Genome-wide SNP genotyping reveals hidden population structure of an acroporid species at a subtropical coral island: Implications for coral restoration

It is essential to consider genetic composition for both conventional coral restoration management and for expanding new interventions to counter the significant global decline in living corals. Population genetic structure at fine spatial scale should be carefully evaluated before implementing strategies to achieve self-sustaining ecosystems via coral restoration. Here, we investigated the population genetic structure of two acroporid species at Kume Island, Okinawa, Japan. 140 colonies of Acropora digitifera from 7 study sites, and 81 colonies of Acropora tenuis from 6 sites were collected. We obtained 384 SNP loci for A. digitifera and 470 SNPs for A. tenuis using a comparatively economical technique, Multiplexed ISSR Genotyping by sequencing (MIG-seq). Observed heterozygosity was significantly lower than expected heterozygosity at all SNP sites in both acroporid species, suggesting deficient genetic diversity possibly caused by past massive coral bleaching. Even though both species are broadcast spawners, we found different population structure in the two species. No detectable structure was evident in A. digitifera, but two distinct clades were found in A. tenuis. The genetic homogeneity of A. digitifera at Kume Island suggests that this species could be used as focal species for active restoration in terms of genetic differentiation at this island. On the other hand, A. tenuis unexpectedly included two distinct clades with no or little admixture within a small spatial study area, possibly representing two reproductively isolated cryptic species. Thus, when using A. tenuis, it would be prudent to avoid disturbing genetic composition of wild populations until this question is answered.
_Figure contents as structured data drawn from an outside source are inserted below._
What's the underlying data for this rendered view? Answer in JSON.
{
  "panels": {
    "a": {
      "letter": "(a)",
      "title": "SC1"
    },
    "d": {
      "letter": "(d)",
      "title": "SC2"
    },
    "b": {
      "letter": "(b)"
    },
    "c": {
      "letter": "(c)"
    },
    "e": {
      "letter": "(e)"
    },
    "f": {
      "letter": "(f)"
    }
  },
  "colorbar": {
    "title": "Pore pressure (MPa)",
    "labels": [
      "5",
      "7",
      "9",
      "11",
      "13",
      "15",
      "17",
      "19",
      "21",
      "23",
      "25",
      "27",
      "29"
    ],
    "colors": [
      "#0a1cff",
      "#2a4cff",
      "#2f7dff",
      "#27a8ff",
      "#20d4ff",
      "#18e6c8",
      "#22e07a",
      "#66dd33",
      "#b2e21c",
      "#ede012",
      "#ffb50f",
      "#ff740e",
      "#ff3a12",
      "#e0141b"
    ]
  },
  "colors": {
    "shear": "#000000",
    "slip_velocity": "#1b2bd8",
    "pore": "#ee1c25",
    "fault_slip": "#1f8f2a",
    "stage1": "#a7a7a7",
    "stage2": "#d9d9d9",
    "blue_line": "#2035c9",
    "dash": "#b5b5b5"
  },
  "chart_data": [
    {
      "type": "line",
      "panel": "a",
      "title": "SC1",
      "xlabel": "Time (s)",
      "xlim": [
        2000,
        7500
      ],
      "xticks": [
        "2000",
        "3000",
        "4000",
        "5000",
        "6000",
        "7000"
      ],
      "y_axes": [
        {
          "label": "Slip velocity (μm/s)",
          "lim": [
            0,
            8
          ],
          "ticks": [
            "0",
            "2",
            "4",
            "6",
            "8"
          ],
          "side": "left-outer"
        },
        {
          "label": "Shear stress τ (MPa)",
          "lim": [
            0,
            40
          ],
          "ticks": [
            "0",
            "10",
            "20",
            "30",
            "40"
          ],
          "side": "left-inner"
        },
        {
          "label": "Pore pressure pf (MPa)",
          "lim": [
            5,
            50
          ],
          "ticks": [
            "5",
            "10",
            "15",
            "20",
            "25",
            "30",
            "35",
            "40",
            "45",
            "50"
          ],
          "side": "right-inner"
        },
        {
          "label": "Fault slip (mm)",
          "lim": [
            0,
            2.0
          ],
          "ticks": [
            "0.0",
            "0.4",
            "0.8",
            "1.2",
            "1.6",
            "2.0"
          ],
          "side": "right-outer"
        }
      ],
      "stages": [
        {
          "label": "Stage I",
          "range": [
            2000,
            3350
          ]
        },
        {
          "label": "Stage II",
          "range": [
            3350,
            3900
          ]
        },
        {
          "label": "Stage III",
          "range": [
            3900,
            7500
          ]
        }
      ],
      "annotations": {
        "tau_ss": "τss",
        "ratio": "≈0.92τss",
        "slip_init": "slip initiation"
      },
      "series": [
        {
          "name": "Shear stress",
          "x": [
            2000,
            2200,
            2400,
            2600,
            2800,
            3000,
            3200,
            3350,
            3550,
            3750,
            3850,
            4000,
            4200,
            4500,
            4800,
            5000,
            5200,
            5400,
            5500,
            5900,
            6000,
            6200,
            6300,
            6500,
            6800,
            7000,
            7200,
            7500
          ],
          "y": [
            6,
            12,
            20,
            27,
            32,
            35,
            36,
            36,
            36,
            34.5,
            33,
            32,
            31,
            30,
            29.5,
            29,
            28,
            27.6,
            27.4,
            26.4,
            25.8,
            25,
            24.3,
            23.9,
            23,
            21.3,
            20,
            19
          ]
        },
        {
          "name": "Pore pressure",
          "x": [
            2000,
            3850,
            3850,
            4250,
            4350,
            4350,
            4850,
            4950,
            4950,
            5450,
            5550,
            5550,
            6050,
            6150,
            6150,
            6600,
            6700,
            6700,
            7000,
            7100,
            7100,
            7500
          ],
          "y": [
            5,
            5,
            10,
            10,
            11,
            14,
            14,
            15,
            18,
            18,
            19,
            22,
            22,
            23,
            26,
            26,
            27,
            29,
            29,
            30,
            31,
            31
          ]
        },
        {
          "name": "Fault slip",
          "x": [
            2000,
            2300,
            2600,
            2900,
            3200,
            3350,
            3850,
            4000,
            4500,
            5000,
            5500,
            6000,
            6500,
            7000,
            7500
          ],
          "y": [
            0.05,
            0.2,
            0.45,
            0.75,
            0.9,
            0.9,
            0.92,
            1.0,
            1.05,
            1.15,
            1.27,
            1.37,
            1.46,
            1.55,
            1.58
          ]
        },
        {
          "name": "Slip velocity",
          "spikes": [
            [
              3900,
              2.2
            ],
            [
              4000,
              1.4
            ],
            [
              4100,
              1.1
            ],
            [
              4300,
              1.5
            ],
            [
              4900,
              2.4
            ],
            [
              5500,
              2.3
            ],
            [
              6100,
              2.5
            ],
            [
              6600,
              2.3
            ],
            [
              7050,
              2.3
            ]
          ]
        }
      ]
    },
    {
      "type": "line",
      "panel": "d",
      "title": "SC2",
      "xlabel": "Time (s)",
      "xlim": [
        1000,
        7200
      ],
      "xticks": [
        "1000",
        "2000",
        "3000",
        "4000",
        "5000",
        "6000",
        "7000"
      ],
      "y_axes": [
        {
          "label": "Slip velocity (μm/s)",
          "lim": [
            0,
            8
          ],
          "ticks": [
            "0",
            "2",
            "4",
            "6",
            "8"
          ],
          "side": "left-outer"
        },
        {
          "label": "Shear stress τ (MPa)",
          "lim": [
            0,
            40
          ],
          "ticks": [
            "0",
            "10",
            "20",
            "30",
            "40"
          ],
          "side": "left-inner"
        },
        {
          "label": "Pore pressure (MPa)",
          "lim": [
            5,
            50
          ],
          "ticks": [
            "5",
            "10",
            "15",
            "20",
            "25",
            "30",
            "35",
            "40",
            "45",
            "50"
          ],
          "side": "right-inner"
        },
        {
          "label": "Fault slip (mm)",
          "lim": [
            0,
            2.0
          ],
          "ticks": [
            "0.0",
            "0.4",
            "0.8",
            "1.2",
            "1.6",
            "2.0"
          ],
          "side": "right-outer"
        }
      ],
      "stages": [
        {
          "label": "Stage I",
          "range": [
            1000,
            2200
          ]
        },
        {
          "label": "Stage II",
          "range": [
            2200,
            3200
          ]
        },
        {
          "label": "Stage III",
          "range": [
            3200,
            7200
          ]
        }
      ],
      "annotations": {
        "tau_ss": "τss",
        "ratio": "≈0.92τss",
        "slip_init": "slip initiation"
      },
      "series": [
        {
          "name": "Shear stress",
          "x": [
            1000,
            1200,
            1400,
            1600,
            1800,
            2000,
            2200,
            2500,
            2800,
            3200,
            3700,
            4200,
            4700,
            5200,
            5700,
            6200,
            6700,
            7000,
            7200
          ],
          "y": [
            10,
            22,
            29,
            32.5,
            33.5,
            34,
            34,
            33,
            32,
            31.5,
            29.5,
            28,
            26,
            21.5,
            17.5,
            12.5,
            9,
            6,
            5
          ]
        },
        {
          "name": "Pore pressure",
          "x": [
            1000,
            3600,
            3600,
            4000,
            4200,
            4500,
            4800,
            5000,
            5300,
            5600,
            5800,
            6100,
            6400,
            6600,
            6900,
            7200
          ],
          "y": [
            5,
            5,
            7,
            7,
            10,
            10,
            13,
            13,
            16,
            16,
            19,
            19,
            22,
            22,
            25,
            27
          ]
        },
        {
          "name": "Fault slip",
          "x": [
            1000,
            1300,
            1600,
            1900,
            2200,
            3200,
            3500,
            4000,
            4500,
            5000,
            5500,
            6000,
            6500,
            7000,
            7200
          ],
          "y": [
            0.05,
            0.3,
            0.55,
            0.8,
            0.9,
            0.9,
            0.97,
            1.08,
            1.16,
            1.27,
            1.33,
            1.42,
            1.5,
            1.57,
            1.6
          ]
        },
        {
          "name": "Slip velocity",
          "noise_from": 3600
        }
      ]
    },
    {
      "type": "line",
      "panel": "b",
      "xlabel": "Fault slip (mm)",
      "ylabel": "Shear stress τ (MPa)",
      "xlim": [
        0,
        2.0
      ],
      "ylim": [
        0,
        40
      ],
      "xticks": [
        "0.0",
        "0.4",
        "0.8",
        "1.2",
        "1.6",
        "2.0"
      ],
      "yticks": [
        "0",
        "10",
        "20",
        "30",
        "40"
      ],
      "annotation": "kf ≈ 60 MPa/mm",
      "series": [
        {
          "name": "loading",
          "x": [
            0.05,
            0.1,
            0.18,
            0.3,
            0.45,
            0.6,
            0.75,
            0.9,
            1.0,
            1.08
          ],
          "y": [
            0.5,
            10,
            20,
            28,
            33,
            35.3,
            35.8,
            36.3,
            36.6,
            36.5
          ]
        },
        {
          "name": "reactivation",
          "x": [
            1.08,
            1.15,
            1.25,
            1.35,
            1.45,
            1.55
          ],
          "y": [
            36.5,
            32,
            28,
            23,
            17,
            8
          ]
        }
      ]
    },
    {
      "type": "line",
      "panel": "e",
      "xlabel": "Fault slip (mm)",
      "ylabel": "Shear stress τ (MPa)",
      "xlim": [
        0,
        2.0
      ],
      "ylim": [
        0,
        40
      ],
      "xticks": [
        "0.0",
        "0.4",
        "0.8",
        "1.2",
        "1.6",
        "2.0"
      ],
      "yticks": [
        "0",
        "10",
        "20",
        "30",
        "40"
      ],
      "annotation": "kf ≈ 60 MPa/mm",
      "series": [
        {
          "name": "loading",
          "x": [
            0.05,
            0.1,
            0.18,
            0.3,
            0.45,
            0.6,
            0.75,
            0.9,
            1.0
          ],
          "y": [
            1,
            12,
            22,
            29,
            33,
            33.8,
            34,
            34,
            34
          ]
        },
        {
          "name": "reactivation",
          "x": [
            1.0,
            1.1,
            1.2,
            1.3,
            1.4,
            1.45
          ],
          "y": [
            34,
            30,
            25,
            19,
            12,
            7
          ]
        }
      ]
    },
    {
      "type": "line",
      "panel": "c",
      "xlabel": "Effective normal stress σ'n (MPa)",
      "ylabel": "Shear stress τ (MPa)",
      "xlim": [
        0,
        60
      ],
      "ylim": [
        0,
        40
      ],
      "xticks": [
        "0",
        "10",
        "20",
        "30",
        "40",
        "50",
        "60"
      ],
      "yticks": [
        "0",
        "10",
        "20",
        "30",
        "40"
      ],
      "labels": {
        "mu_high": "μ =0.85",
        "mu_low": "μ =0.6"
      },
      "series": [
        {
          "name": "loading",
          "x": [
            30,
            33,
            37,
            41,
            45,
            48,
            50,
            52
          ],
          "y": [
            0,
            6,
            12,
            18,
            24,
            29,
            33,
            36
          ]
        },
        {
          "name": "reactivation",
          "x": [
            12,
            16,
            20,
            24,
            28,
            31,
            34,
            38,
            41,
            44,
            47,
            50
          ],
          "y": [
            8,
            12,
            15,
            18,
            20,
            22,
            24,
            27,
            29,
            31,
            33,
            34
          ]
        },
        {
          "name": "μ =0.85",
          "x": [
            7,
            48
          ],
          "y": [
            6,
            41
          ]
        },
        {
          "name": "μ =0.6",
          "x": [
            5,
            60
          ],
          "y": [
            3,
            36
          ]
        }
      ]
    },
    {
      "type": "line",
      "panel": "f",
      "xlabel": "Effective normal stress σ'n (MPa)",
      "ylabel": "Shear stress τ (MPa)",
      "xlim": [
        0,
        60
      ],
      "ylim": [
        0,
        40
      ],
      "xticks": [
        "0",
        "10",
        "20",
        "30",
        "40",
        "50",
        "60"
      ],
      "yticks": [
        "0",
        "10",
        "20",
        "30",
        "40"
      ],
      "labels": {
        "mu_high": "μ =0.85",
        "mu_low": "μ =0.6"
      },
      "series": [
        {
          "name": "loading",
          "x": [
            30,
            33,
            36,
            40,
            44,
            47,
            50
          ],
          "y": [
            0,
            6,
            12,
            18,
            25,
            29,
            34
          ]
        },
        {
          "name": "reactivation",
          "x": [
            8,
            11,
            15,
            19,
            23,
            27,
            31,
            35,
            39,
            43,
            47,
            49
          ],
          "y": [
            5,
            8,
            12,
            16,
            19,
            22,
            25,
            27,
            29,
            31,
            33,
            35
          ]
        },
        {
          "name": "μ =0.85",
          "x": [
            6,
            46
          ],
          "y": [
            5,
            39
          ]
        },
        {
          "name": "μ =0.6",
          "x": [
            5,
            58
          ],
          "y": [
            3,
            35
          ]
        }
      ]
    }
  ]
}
无论是传统珊瑚礁恢复管理，还是拓展新型干预手段以应对全球活珊瑚的显著衰退，遗传组成的考量都至关重要。在实施通过珊瑚恢复实现自我维持生态系统的策略前，需仔细评估精细空间尺度下的种群遗传结构。本文研究了日本冲绳久米岛两种鹿角珊瑚科（acroporid）物种的种群遗传结构。我们收集了来自7个研究点的140个指状鹿角珊瑚（Acropora digitifera）群体，以及6个研究点的81个柔枝鹿角珊瑚（Acropora tenuis）群体。采用相对经济的多重ISSR测序基因分型技术（Multiplexed ISSR Genotyping by sequencing，MIG-seq），我们获得了指状鹿角珊瑚的384个单核苷酸多态性（SNP）位点，以及柔枝鹿角珊瑚的470个SNP位点。两种鹿角珊瑚科物种在所有SNP位点的观测杂合度均显著低于期望杂合度，这表明其遗传多样性不足，可能由过去大规模珊瑚白化所致。尽管两种物种均为广布产卵者（broadcast spawners），但它们的种群结构存在差异：指状鹿角珊瑚未表现出可检测的种群结构，而柔枝鹿角珊瑚则存在两个明显分支。久米岛指状鹿角珊瑚的遗传均一性表明，就该岛的遗传分化而言，该物种可作为主动恢复的核心物种。另一方面，在狭小的空间研究区域内，柔枝鹿角珊瑚意外地包含两个几乎无基因交流的明显分支，这可能代表两个生殖隔离的隐存种。因此，在该问题得到解答前，使用柔枝鹿角珊瑚进行恢复时，需谨慎避免干扰野生种群的遗传组成。